George Mason University law professor David E. Bernstein takes on a similar menace in You Can't Say That!: The Growing Threat to Civil Liberties from Antidiscrimination Laws (Cato, 197 pp., $20). This excellent book demonstrates that, in case after case, "activists" for one cause or another have shown a willingness to trample on the rights of others. In the name of weeding out bigotry and male chauvinism, political conservatives are silenced by campus speech codes at public universities; in the name of tolerance, religious landlords are forced to accept tenants of whom they disapprove morally; in the name of defeating homophobia, the New Jersey supreme court tried to make itself the final arbiter of who should and should not be admitted to the Boy Scouts.
The book offers a wide array of these horror stories; against them all, Bernstein offers a reservoir of common sense and fair play. He points out that, on basic principles, even those who clamor most loudly for these state intrusions would be wiser to eschew them. He quotes the legendary individualist Albert Jay Nock: "Whatever power you give the State to do things for you carries with it the equivalent power to do things to you."

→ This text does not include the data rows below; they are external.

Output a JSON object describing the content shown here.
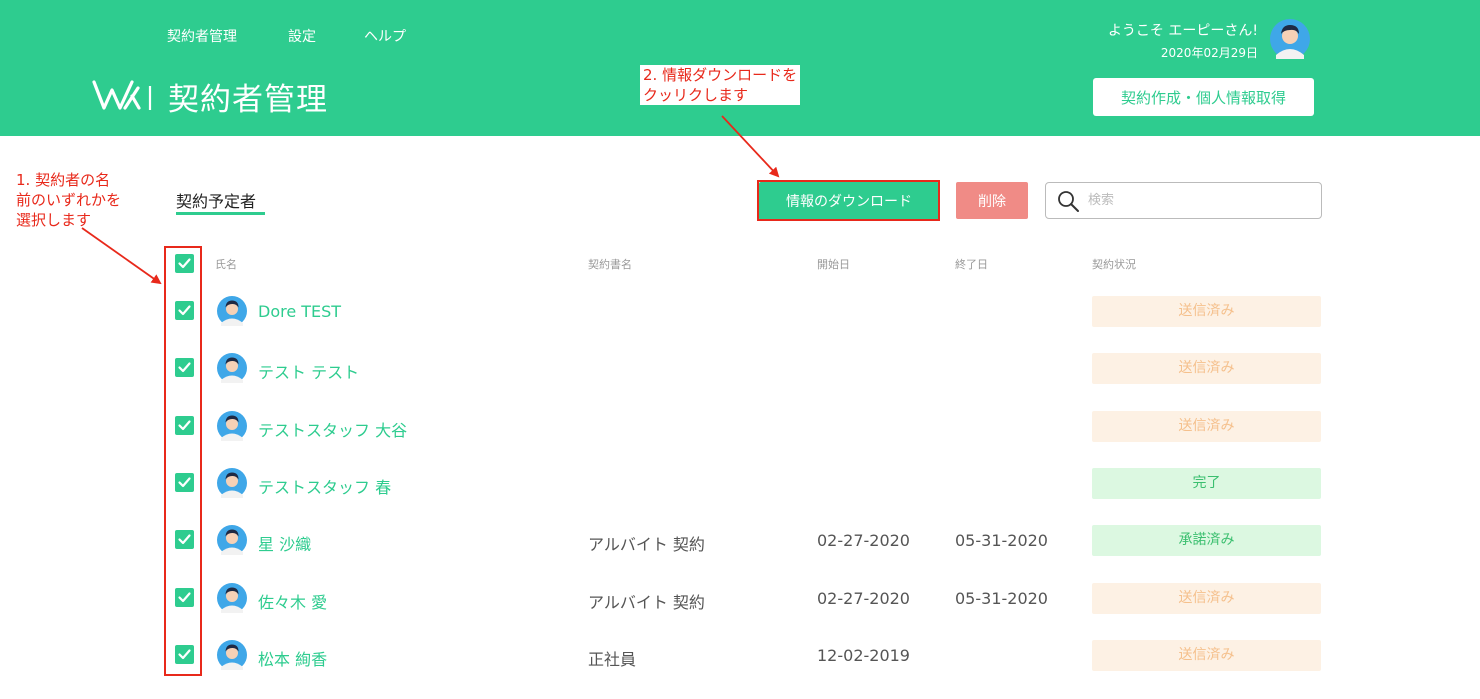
{
  "nav": {
    "items": [
      "契約者管理",
      "設定",
      "ヘルプ"
    ]
  },
  "app": {
    "title": "契約者管理"
  },
  "user": {
    "welcome": "ようこそ エーピーさん!",
    "date": "2020年02月29日"
  },
  "header": {
    "create_button": "契約作成・個人情報取得"
  },
  "section": {
    "tab_label": "契約予定者"
  },
  "toolbar": {
    "download_label": "情報のダウンロード",
    "delete_label": "削除",
    "search_placeholder": "検索"
  },
  "table": {
    "columns": [
      "氏名",
      "契約書名",
      "開始日",
      "終了日",
      "契約状況"
    ],
    "rows": [
      {
        "name": "Dore TEST",
        "contract": "",
        "start": "",
        "end": "",
        "status": "送信済み",
        "status_type": "sent",
        "checked": true
      },
      {
        "name": "テスト テスト",
        "contract": "",
        "start": "",
        "end": "",
        "status": "送信済み",
        "status_type": "sent",
        "checked": true
      },
      {
        "name": "テストスタッフ 大谷",
        "contract": "",
        "start": "",
        "end": "",
        "status": "送信済み",
        "status_type": "sent",
        "checked": true
      },
      {
        "name": "テストスタッフ 春",
        "contract": "",
        "start": "",
        "end": "",
        "status": "完了",
        "status_type": "done",
        "checked": true
      },
      {
        "name": "星 沙織",
        "contract": "アルバイト 契約",
        "start": "02-27-2020",
        "end": "05-31-2020",
        "status": "承諾済み",
        "status_type": "accepted",
        "checked": true
      },
      {
        "name": "佐々木 愛",
        "contract": "アルバイト 契約",
        "start": "02-27-2020",
        "end": "05-31-2020",
        "status": "送信済み",
        "status_type": "sent",
        "checked": true
      },
      {
        "name": "松本 絢香",
        "contract": "正社員",
        "start": "12-02-2019",
        "end": "",
        "status": "送信済み",
        "status_type": "sent",
        "checked": true
      }
    ]
  },
  "annotations": {
    "step1": [
      "1. 契約者の名",
      "前のいずれかを",
      "選択します"
    ],
    "step2": [
      "2. 情報ダウンロードを",
      "クッリクします"
    ]
  },
  "colors": {
    "brand": "#2ecc8f",
    "danger": "#f08b86",
    "annotation": "#e8291b",
    "status_sent_bg": "#fdf1e4",
    "status_sent_text": "#f5c08c",
    "status_done_bg": "#dcf8e1",
    "status_done_text": "#3bbf6f"
  },
  "icons": {
    "search": "search-icon",
    "check": "check-icon",
    "avatar": "avatar-icon"
  }
}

A friend of mine many years ago suggested a bumper sticker that would capture the self-contradictory nature of much of the antidiscrimination agenda: "CRUSH INTOLERANCE." Bernstein suggests a better way -- "asking Americans to display a measure of fortitude in the face of offense and discrimination." He recognizes that this "is asking for a lot . . . in these days of the Oprahization of public discourse." But, over the long run, it's our only hope for preserving freedom.